Tonight was the Lenten reconciliation service at my parish. I had several sins to confess but the two that I will share are pertinent to this train of thought. The first is anger. I confessed that I am experiencing a displaced anger watching people squander their lives and gifts. I had to really think about this during Lent but when I understood what was going on, I realized I could be free of it.
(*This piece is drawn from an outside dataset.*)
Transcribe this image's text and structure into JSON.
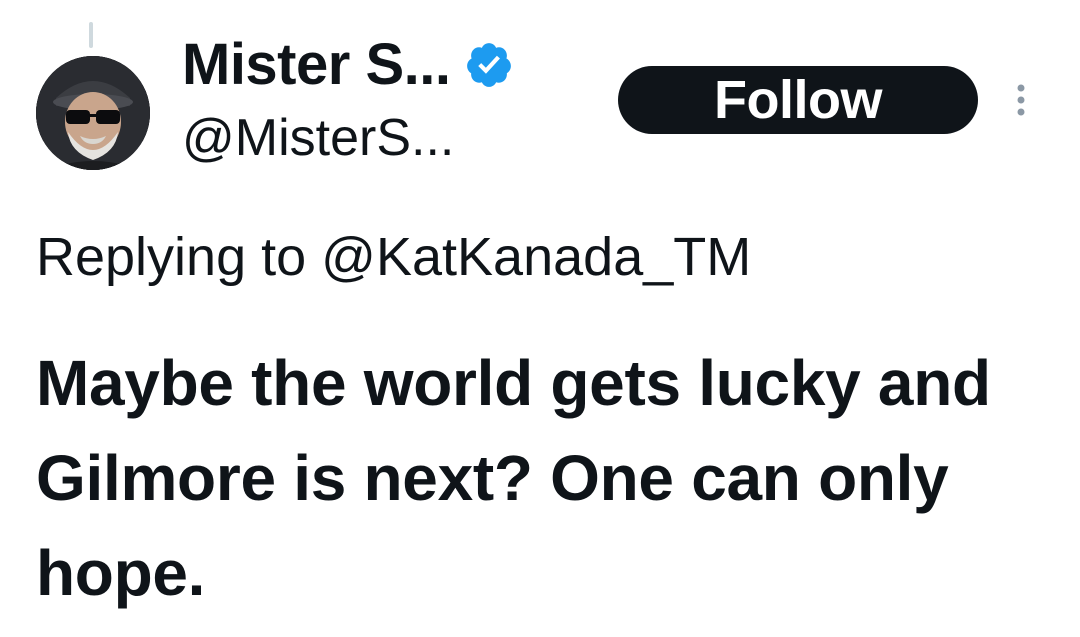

The other sin was less clear to me. I could not figure out what to call it but it is what I described above–my cluelessness about the impact of my life. George Bailey is my identical twin. Was it pride somehow–or false humility? I was being honest in my admission of what was going on and the priest knew that I wanted to know what it was. You’re not going to like what I have to say, he started and then looked at me. Tell me anyway, I begged. His eyes smiled back at me as we sat in silence for a few seconds. It is your sanctity, he responded at last. I do not know if he saw my physical reaction–it felt like my head exploded–and then I began to cry. As much as I joke about being a saint, I cannot embrace my own sanctity. Few of us can. We are uncomfortable to acknowledge on some level that we are saints that the Divine uses to bring about the kingdom.
Now that I am faced with death, the impact of my life is being made clear to me in ways that few of us get to experience. We should not wait to tell people that they are doing holy work, that their lives matter, and that God is indeed using them for concrete building blocks for the Kingdom palace. If we had any idea how our lives impact not just a handful of people but thousands of people, we would collapse under the weight of that knowledge. That stranger you smiled at today, that service person you thanked, or that colleague who needed your ear…these may seem like nothing but in that moment, you made a difference. That child that leapt out of her desk when she saw me come into her classroom, that resource teacher who keeps banging her head against the wall in frustration that you took the moment to affirm, that parent who is not sure that they are making valid choices who visibly relaxes because you are in the meeting with them….they are better people because of you. As better people, they will reach out and make that difference too. The ripple effect is unknown. We are all unaware of our sanctity to some degree, I suspect. I continue to encourage you to embrace yours. This is gift.
How well do you embrace your sanctity?
What would surprise you to learn about yourself from someone else?
Holy One, we are nothing like you–and yet, we are made in your divine image. What paradox is this? Help me, Creator, to accept my creaturehood and my sanctity. Amen.